O poder legislativo é responsável pela elaboração das leis que regulam a vida em determinado
Estado, distinguindo-se do poder executivo (de governo/gestão, para satisfação das
necessidades coletivas) e do poder judicial (de decisão de casos concretos com recurso à
coercibilidade própria do poder de julgar).
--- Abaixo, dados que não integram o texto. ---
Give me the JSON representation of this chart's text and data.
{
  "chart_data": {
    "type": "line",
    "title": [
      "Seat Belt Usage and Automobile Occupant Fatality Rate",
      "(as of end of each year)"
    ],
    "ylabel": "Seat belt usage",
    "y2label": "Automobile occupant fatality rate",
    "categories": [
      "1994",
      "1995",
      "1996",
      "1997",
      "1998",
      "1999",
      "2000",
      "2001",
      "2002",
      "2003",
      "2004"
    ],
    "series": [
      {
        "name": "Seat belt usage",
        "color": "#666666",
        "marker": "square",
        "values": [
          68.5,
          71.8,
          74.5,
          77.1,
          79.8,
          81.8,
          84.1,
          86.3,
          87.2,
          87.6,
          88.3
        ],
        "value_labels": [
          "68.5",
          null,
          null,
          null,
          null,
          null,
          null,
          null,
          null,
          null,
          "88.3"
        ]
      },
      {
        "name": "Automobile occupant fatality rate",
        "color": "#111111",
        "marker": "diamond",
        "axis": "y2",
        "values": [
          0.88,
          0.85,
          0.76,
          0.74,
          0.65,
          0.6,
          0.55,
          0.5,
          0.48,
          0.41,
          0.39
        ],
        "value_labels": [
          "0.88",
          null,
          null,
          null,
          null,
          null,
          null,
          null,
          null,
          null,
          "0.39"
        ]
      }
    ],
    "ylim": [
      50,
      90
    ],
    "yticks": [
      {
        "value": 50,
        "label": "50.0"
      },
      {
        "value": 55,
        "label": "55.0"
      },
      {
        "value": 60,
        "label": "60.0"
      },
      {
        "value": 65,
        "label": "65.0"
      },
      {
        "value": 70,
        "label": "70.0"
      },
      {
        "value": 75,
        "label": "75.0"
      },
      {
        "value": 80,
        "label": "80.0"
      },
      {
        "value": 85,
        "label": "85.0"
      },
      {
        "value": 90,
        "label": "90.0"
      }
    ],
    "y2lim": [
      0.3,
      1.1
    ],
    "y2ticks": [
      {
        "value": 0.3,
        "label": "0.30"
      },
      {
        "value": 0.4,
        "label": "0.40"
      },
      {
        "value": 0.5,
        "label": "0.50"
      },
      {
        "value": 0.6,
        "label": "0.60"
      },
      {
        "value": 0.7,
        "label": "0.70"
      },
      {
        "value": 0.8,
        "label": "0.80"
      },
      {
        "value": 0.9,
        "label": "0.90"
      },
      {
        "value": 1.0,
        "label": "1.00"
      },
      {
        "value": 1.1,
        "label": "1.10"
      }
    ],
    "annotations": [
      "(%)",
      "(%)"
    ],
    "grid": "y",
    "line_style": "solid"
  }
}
Em Portugal, a Assembleia da República exerce o poder legislativo através de um processo


legislativo/normativo que compreende uma fase de discussão (na generalidade e na
especialidade) e de votação (na generalidade, especialidade e de votação final global).

Esse poder é exercido pela Assembleia de três formas possíveis, dependendo das matérias
sobre as quais se legisla:

1 – Com competência absoluta, ou seja, apenas a AR pode legislar sobre aquelas matérias.

2 – Com competência reservada, ou seja, a AR legisla sobre certas matérias, mas dentre estas
pode autorizar o Governo a legislar sobre as mesmas (o que faz através de uma Lei de
Autorização Legislativa que fixa os limites da autorização concedida).

3 – Com competência concorrencial/concorrente, ou seja, a AR legisla sobre determinadas


matérias nas quais o Governo também pode legislar, sem necessidade de autorização da AR.

Para desencadear o processo legislativo/normativo quem pode assumir a iniciativa, sem


considerar as especificidades das Regiões Autónomas, são os deputados, os grupos
parlamentares, o Governo e os grupos de cidadãos eleitores que reúnam para a sua proposta,
pelo menos, 20 mil subscrições de cidadãos eleitores.

Uma proposta de alteração/aditamento/revogação/substituição de uma Lei, após ser discutida


e aprovada na generalidade, na especialidade e em votação final global, passa a designar-se
Decreto da Assembleia da República e é enviada para o Presidente da República promulgar ou
vetar (com possibilidade de a AR confirmar o diploma vetado e submetê-lo novamente à
promulgação do Presidente da República), sendo que posteriormente à promulgação do PR, o
diploma segue para ser referendado pelo Primeiro-ministro, seguindo-se a sua publicação em
Diário da República como Lei da Assembleia da República.

*A presente Sebenta visa auxiliar na sistematização dos apontamentos resultantes das aulas lecionadas no Curso de
Promoção a Sargento-Chefe, pelo que deverão ser lidas em conjunto com as apresentações fornecidas, legislação
referenciada, manual de referência e dentro do contexto das aulas lecionadas.